As I will be talking about in the upcoming weeks, it may be that a more targeted, stepped approach is needed for those who are more motivated by health or other “pro-self” (Verain et al. 2016) motives (e.g. health, taste, or price):
First, create campaigns focused on health that promote a healthy plant-based diet. It may be that (as I found in my research), some meat eaters are unwilling to fully abstain: a more clear reduction goal could be appropriate in this case, such as only eating meat for one or two meals a week.
Second, once participants are involved in the campaign, expose them to information about animal-based motives in a way that is not overwhelming and likely to increase their ethical investment in dietary change. For those involved in a reduction campaign, a stepped approach could be most effective, such that goals increase over time leading to a fully vegan diet.
Ultimately, as Casey Taft argues, animal protection is advocates’ “strongest and most defensible argument” (2016, p.83). Not only that, but it was the most effective in promoting sustained dietary change. Where people are not motivated by animals, other motives may be more effective in getting them willing to think about reductions.
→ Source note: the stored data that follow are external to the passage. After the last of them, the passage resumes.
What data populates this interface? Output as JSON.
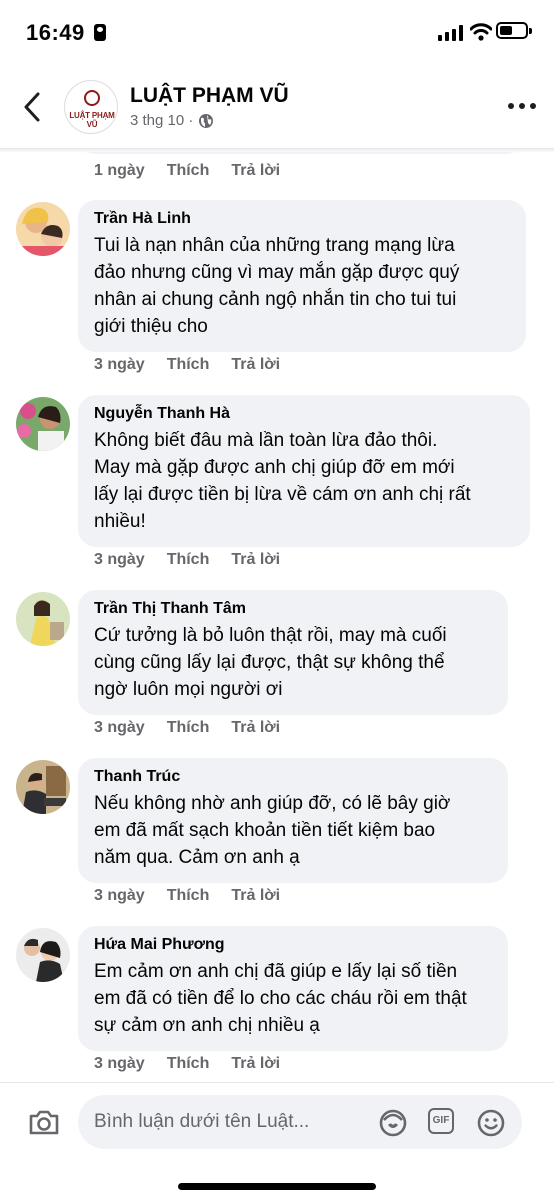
{
  "status_bar": {
    "time": "16:49"
  },
  "header": {
    "page_name": "LUẬT PHẠM VŨ",
    "date": "3 thg 10 ·",
    "avatar_text": "LUẬT PHẠM VŨ"
  },
  "previous_comment_actions": {
    "age": "1 ngày",
    "like": "Thích",
    "reply": "Trả lời"
  },
  "comments": [
    {
      "name": "Trần Hà Linh",
      "lines": [
        "Tui là nạn nhân của những trang mạng lừa",
        "đảo nhưng cũng vì may mắn gặp được quý",
        "nhân ai chung cảnh ngộ nhắn tin cho tui tui",
        "giới thiệu cho"
      ],
      "age": "3 ngày",
      "like": "Thích",
      "reply": "Trả lời"
    },
    {
      "name": "Nguyễn Thanh Hà",
      "lines": [
        "Không biết đâu mà lần toàn lừa đảo thôi.",
        "May mà gặp được anh chị giúp đỡ em mới",
        "lấy lại được tiền bị lừa về cám ơn anh chị rất",
        "nhiều!"
      ],
      "age": "3 ngày",
      "like": "Thích",
      "reply": "Trả lời"
    },
    {
      "name": "Trần Thị Thanh Tâm",
      "lines": [
        "Cứ tưởng là bỏ luôn thật rồi, may mà cuối",
        "cùng cũng lấy lại được, thật sự không thể",
        "ngờ luôn mọi người ơi"
      ],
      "age": "3 ngày",
      "like": "Thích",
      "reply": "Trả lời"
    },
    {
      "name": "Thanh Trúc",
      "lines": [
        "Nếu không nhờ anh giúp đỡ, có lẽ bây giờ",
        "em đã mất sạch khoản tiền tiết kiệm bao",
        "năm qua. Cảm ơn anh ạ"
      ],
      "age": "3 ngày",
      "like": "Thích",
      "reply": "Trả lời"
    },
    {
      "name": "Hứa Mai Phương",
      "lines": [
        "Em cảm ơn anh chị đã giúp e lấy lại số tiền",
        "em đã có tiền để lo cho các cháu rồi em thật",
        "sự cảm ơn anh chị nhiều ạ"
      ],
      "age": "3 ngày",
      "like": "Thích",
      "reply": "Trả lời"
    }
  ],
  "composer": {
    "placeholder": "Bình luận dưới tên Luật...",
    "gif_label": "GIF"
  },
  "colors": {
    "bubble": "#f0f2f5",
    "secondary_text": "#65676b",
    "brand_red": "#8b1c1c"
  },
  "icons": [
    "back-icon",
    "globe-icon",
    "more-icon",
    "camera-icon",
    "avatar-sticker-icon",
    "gif-icon",
    "emoji-icon"
  ]
}
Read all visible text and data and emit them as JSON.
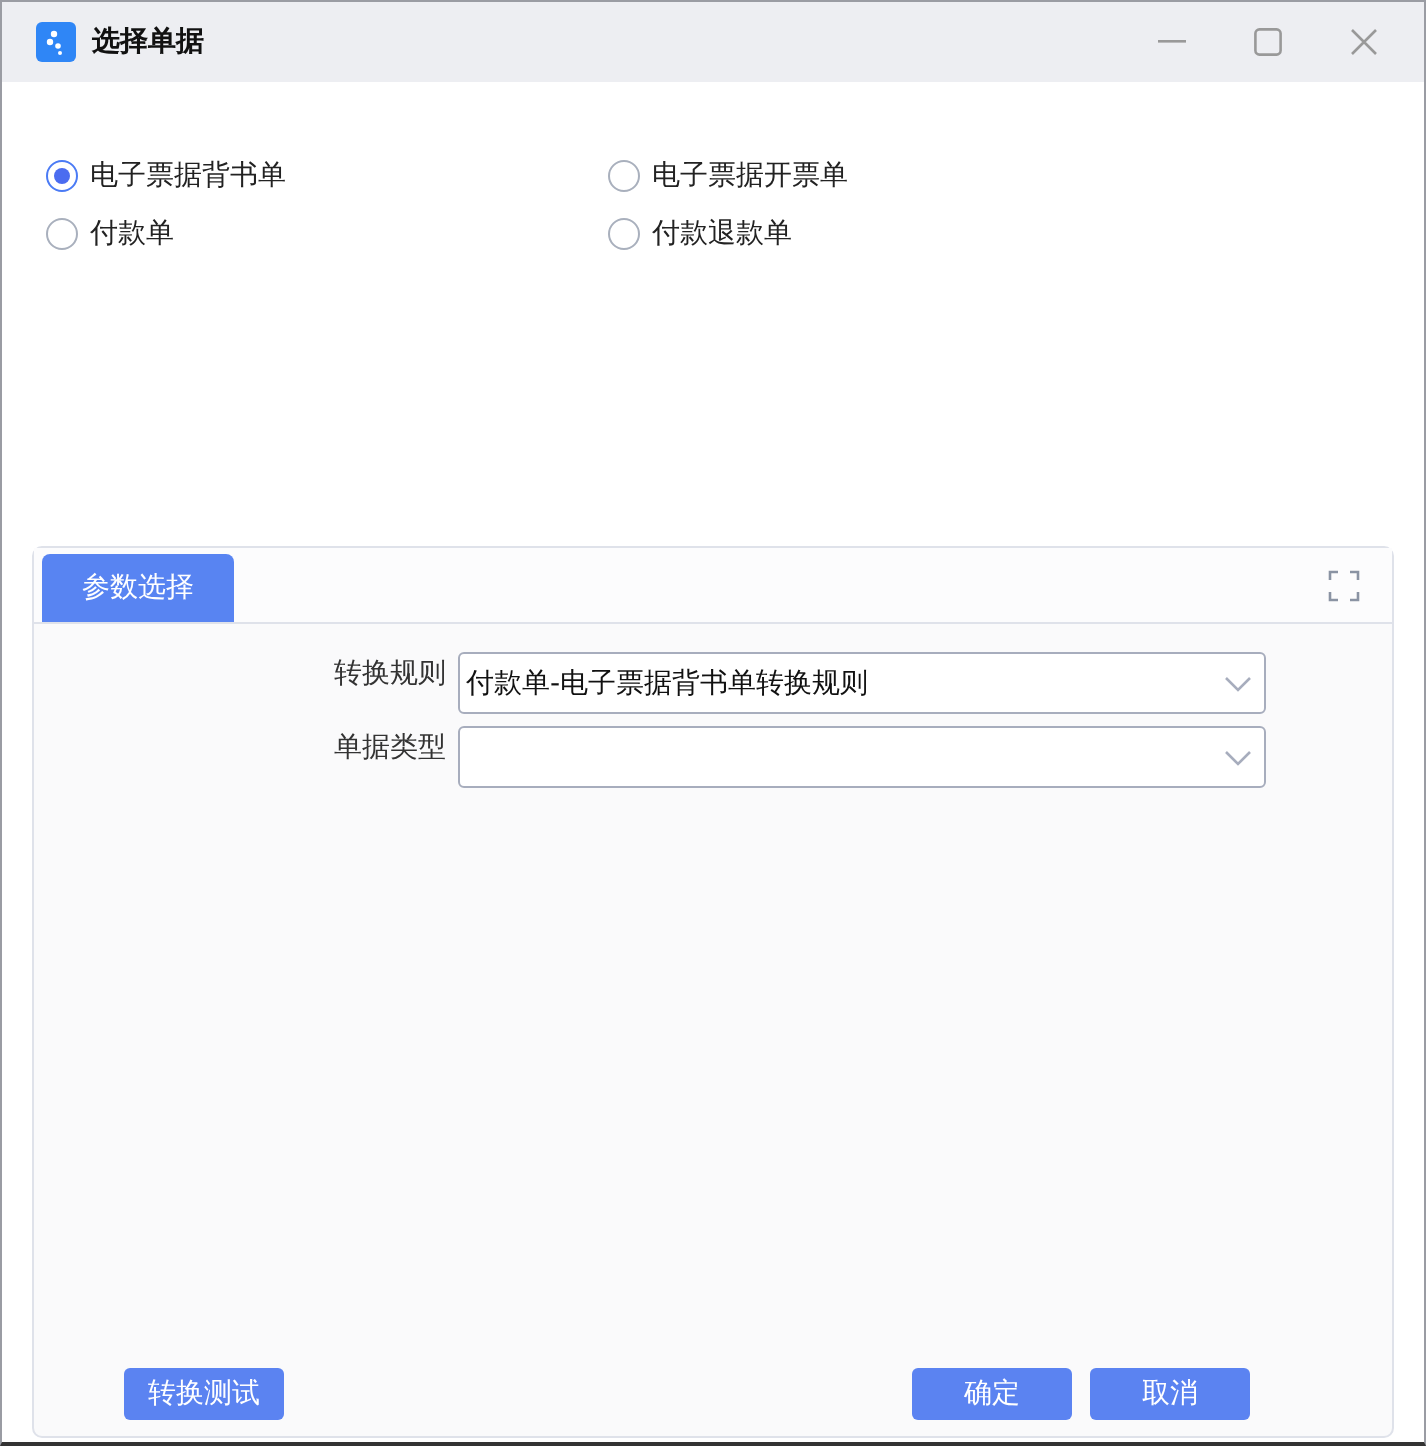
{
  "window": {
    "title": "选择单据"
  },
  "options": [
    {
      "label": "电子票据背书单",
      "selected": true
    },
    {
      "label": "电子票据开票单",
      "selected": false
    },
    {
      "label": "付款单",
      "selected": false
    },
    {
      "label": "付款退款单",
      "selected": false
    }
  ],
  "panel": {
    "tabs": [
      {
        "label": "参数选择",
        "selected": true
      }
    ],
    "fields": [
      {
        "label": "转换规则",
        "value": "付款单-电子票据背书单转换规则"
      },
      {
        "label": "单据类型"
      }
    ]
  },
  "buttons": {
    "left": "转换测试",
    "right": [
      "确定",
      "取消"
    ]
  }
}
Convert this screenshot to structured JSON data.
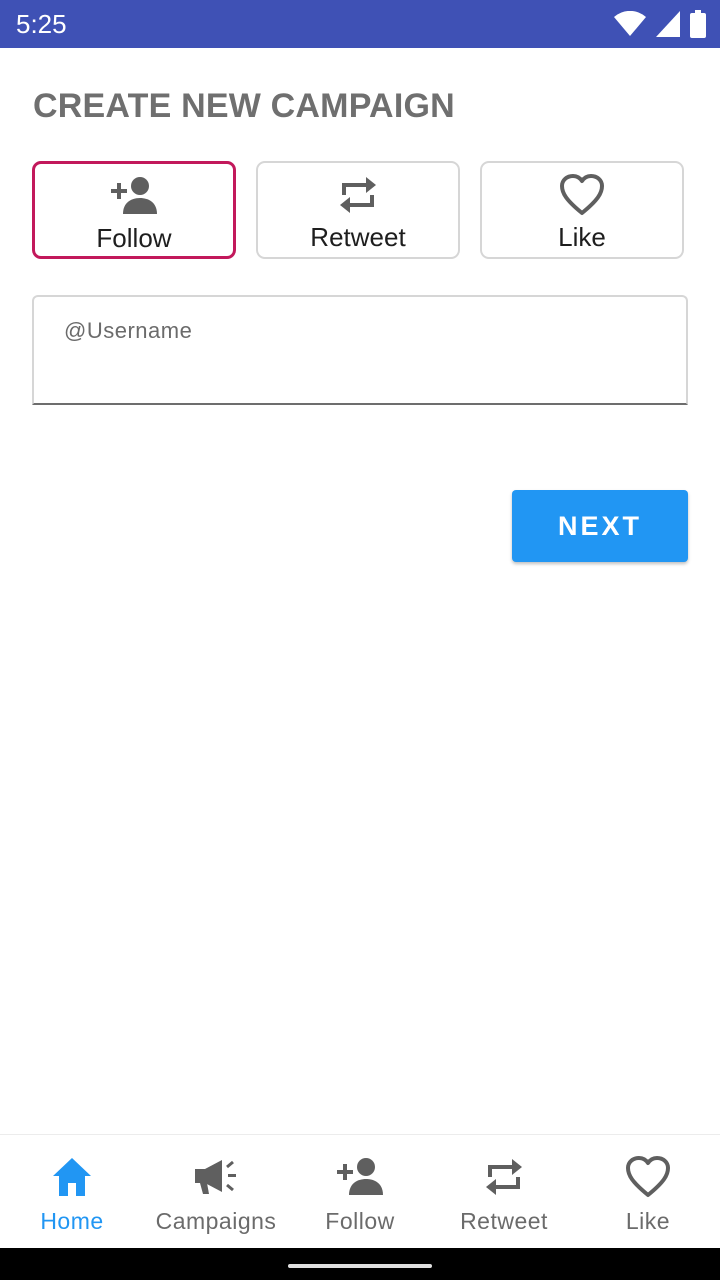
{
  "status_bar": {
    "time": "5:25",
    "icons": [
      "wifi-icon",
      "cellular-signal-icon",
      "battery-icon"
    ]
  },
  "page": {
    "title": "CREATE NEW CAMPAIGN"
  },
  "campaign_types": [
    {
      "label": "Follow",
      "icon": "person-add-icon",
      "selected": true
    },
    {
      "label": "Retweet",
      "icon": "retweet-icon",
      "selected": false
    },
    {
      "label": "Like",
      "icon": "heart-icon",
      "selected": false
    }
  ],
  "username_field": {
    "placeholder": "@Username",
    "value": ""
  },
  "next_button": {
    "label": "NEXT"
  },
  "bottom_nav": {
    "items": [
      {
        "label": "Home",
        "icon": "home-icon",
        "active": true
      },
      {
        "label": "Campaigns",
        "icon": "megaphone-icon",
        "active": false
      },
      {
        "label": "Follow",
        "icon": "person-add-icon",
        "active": false
      },
      {
        "label": "Retweet",
        "icon": "retweet-icon",
        "active": false
      },
      {
        "label": "Like",
        "icon": "heart-icon",
        "active": false
      }
    ]
  },
  "colors": {
    "status_bar": "#3f51b5",
    "accent": "#2196f3",
    "selected_border": "#c2185b",
    "title_text": "#6f6f6f",
    "icon_gray": "#5f5f5f"
  }
}
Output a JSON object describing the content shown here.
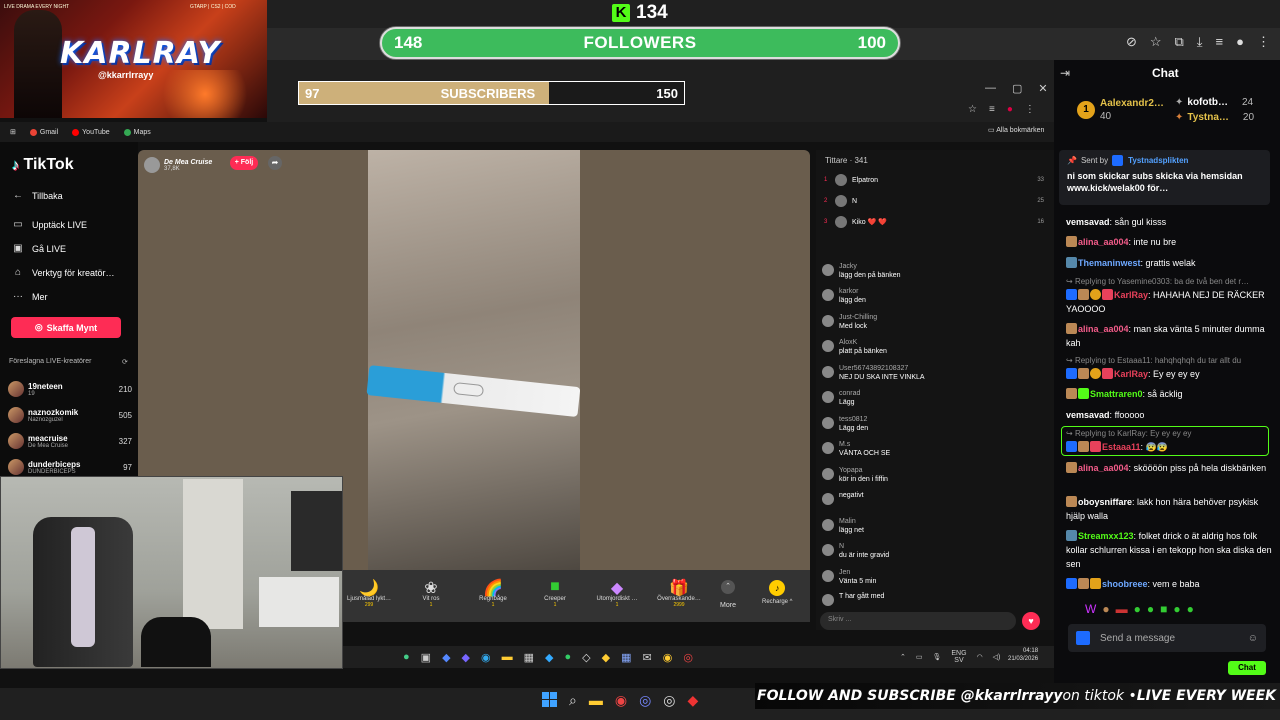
{
  "overlay": {
    "banner": {
      "brand": "KARLRAY",
      "handle": "@kkarrlrrayy",
      "tagline_left": "LIVE DRAMA EVERY NIGHT",
      "tagline_right": "GTARP | CS2 | COD"
    },
    "kick_count": "134",
    "followers": {
      "current": "148",
      "label": "FOLLOWERS",
      "goal": "100"
    },
    "subscribers": {
      "current": "97",
      "label": "SUBSCRIBERS",
      "goal": "150",
      "progress": 0.65
    },
    "ticker": {
      "left": "FOLLOW AND SUBSCRIBE @kkarrlrrayy",
      "mid": " on tiktok • ",
      "right": "LIVE EVERY WEEK"
    }
  },
  "browser": {
    "bookmarks": [
      "Gmail",
      "YouTube",
      "Maps"
    ],
    "all_bookmarks": "Alla bokmärken"
  },
  "tiktok": {
    "logo": "TikTok",
    "nav": [
      "Tillbaka",
      "Upptäck LIVE",
      "Gå LIVE",
      "Verktyg för kreatör…",
      "Mer"
    ],
    "coins_button": "Skaffa Mynt",
    "suggested_header": "Föreslagna LIVE-kreatörer",
    "creators": [
      {
        "name": "19neteen",
        "sub": "19",
        "count": "210"
      },
      {
        "name": "naznozkomik",
        "sub": "Naznozguzel",
        "count": "505"
      },
      {
        "name": "meacruise",
        "sub": "De Mea Cruise",
        "count": "327"
      },
      {
        "name": "dunderbiceps",
        "sub": "DUNDERBICEPS",
        "count": "97"
      }
    ],
    "streamer": {
      "name": "De Mea Cruise",
      "viewers": "37,8K",
      "follow": "+ Följ"
    },
    "viewers_header": "Tittare · 341",
    "top_viewers": [
      {
        "rank": "1",
        "name": "Elpatron",
        "score": "33"
      },
      {
        "rank": "2",
        "name": "N",
        "score": "25"
      },
      {
        "rank": "3",
        "name": "Kiko ❤️ ❤️",
        "score": "16"
      }
    ],
    "messages": [
      {
        "user": "Jacky",
        "text": "lägg den på bänken"
      },
      {
        "user": "karkor",
        "text": "lägg den"
      },
      {
        "user": "Just-Chilling",
        "text": "Med lock"
      },
      {
        "user": "AloxK",
        "text": "platt på bänken"
      },
      {
        "user": "User5674389210832​7",
        "text": "NEJ DU SKA INTE VINKLA"
      },
      {
        "user": "conrad",
        "text": "Lägg"
      },
      {
        "user": "tess0812",
        "text": "Lägg den"
      },
      {
        "user": "M.s",
        "text": "VÄNTA OCH SE"
      },
      {
        "user": "Yopapa",
        "text": "kör in den i fiffin"
      },
      {
        "user": "",
        "text": "negativt"
      },
      {
        "user": "Malin",
        "text": "lägg net"
      },
      {
        "user": "N",
        "text": "du är inte gravid"
      },
      {
        "user": "Jen",
        "text": "Vänta 5 min"
      },
      {
        "user": "T",
        "text": "har gått med"
      }
    ],
    "chat_placeholder": "Skriv ...",
    "gifts": [
      {
        "name": "Ljusmålad lykt…",
        "price": "299"
      },
      {
        "name": "Vit ros",
        "price": "1"
      },
      {
        "name": "Regnbåge",
        "price": "1"
      },
      {
        "name": "Creeper",
        "price": "1"
      },
      {
        "name": "Utomjordiskt …",
        "price": "1"
      },
      {
        "name": "Överraskande…",
        "price": "2999"
      }
    ],
    "more": "More",
    "recharge": "Recharge"
  },
  "kick_chat": {
    "title": "Chat",
    "top_gifters": [
      {
        "name": "Aalexandr2…",
        "value": "40"
      },
      {
        "name": "kofotb…",
        "value": "24"
      },
      {
        "name": "Tystna…",
        "value": "20"
      }
    ],
    "pinned": {
      "sent_by": "Sent by",
      "name": "Tystnadsplikten",
      "text": "ni som skickar subs skicka via hemsidan www.kick/welak00 för…"
    },
    "messages": [
      {
        "user": "vemsavad",
        "color": "#ffffff",
        "text": "sån gul kisss"
      },
      {
        "user": "alina_aa004",
        "color": "#f45c8a",
        "text": "inte nu bre"
      },
      {
        "user": "Themaninwest",
        "color": "#6ea8ff",
        "text": "grattis welak"
      },
      {
        "reply": "Replying to Yasemine0303: ba de två ben det r…"
      },
      {
        "user": "KarlRay",
        "color": "#e8415b",
        "text": "HAHAHA NEJ DE RÄCKER YAOOOO"
      },
      {
        "user": "alina_aa004",
        "color": "#f45c8a",
        "text": "man ska vänta 5 minuter dumma kah"
      },
      {
        "reply": "Replying to Estaaa11: hahqhqhqh du tar allt du"
      },
      {
        "user": "KarlRay",
        "color": "#e8415b",
        "text": "Ey ey ey ey"
      },
      {
        "user": "Smattraren0",
        "color": "#53fc18",
        "text": "så äcklig"
      },
      {
        "user": "vemsavad",
        "color": "#ffffff",
        "text": "ffooooo"
      },
      {
        "reply": "Replying to KarlRay: Ey ey ey ey"
      },
      {
        "user": "Estaaa11",
        "color": "#e8415b",
        "text": "😰😰"
      },
      {
        "user": "alina_aa004",
        "color": "#f45c8a",
        "text": "sköööön piss på hela diskbänken"
      },
      {
        "user": "oboysniffare",
        "color": "#ffffff",
        "text": "lakk hon hära behöver psykisk hjälp walla"
      },
      {
        "user": "Streamxx123",
        "color": "#53fc18",
        "text": "folket drick o ät aldrig hos folk kollar schlurren kissa i en tekopp hon ska diska den sen"
      },
      {
        "user": "shoobreee",
        "color": "#6ea8ff",
        "text": "vem e baba"
      }
    ],
    "input_placeholder": "Send a message",
    "chat_button": "Chat"
  },
  "system": {
    "lang": "ENG",
    "region": "SV",
    "time": "04:18",
    "date": "21/03/2026"
  }
}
But, if we can then get them thinking about the animals differently and wanting to do their part to reduce their suffering, we may be more likely to get them to later go vegan and to stay vegan.
Resources cited and further reading on motives:
Eating Better (2013) Briefing: Public attitudes & behaviors research. Available from: http://www.eating-better.org/uploads/Documents/Briefing_Eating_Better_YouGov_survey.doc (accessed 11 September 2015).
Jabs J, Devine CM and Sobal J (1998) Model of the Process of Adopting Vegetarian Diets: Health Vegetarians and Ethical Vegetarians. Journal of Nutrition Education 30(4): 196–202.
Janssen M, Busch C, Rödiger M, et al. (2016) Motives of consumers following a vegan diet and their attitudes towards animal agriculture. Appetite 105: 643–651.
Lee L and Simpson I (2016) Are we eating less meat?: A British Social Attitudes Report. Available from: http://www.natcen.ac.uk/media/1116002/vegetarian-society-bsa-2014.pdf (accessed 22 November 2016).
Park A, Bryson C and Curtice J (2014) British Social Attitudes: the 31st Report. London. Available from: bsa-31.natcen.ac.uk.
Timko CA, Hormes JM and Chubski J (2012) Will the real vegetarian please stand up? An investigation of dietary restraint and eating disorder symptoms in vegetarians versus non-vegetarians. Appetite 58(3): 982–990.
Verain MCD, Sijtsema SJ and Antonides G (2016) Consumer segmentation based on food- category attribute importance: The relation with healthiness and sustainability perceptions. Food Quality and Preference 48: 99–106.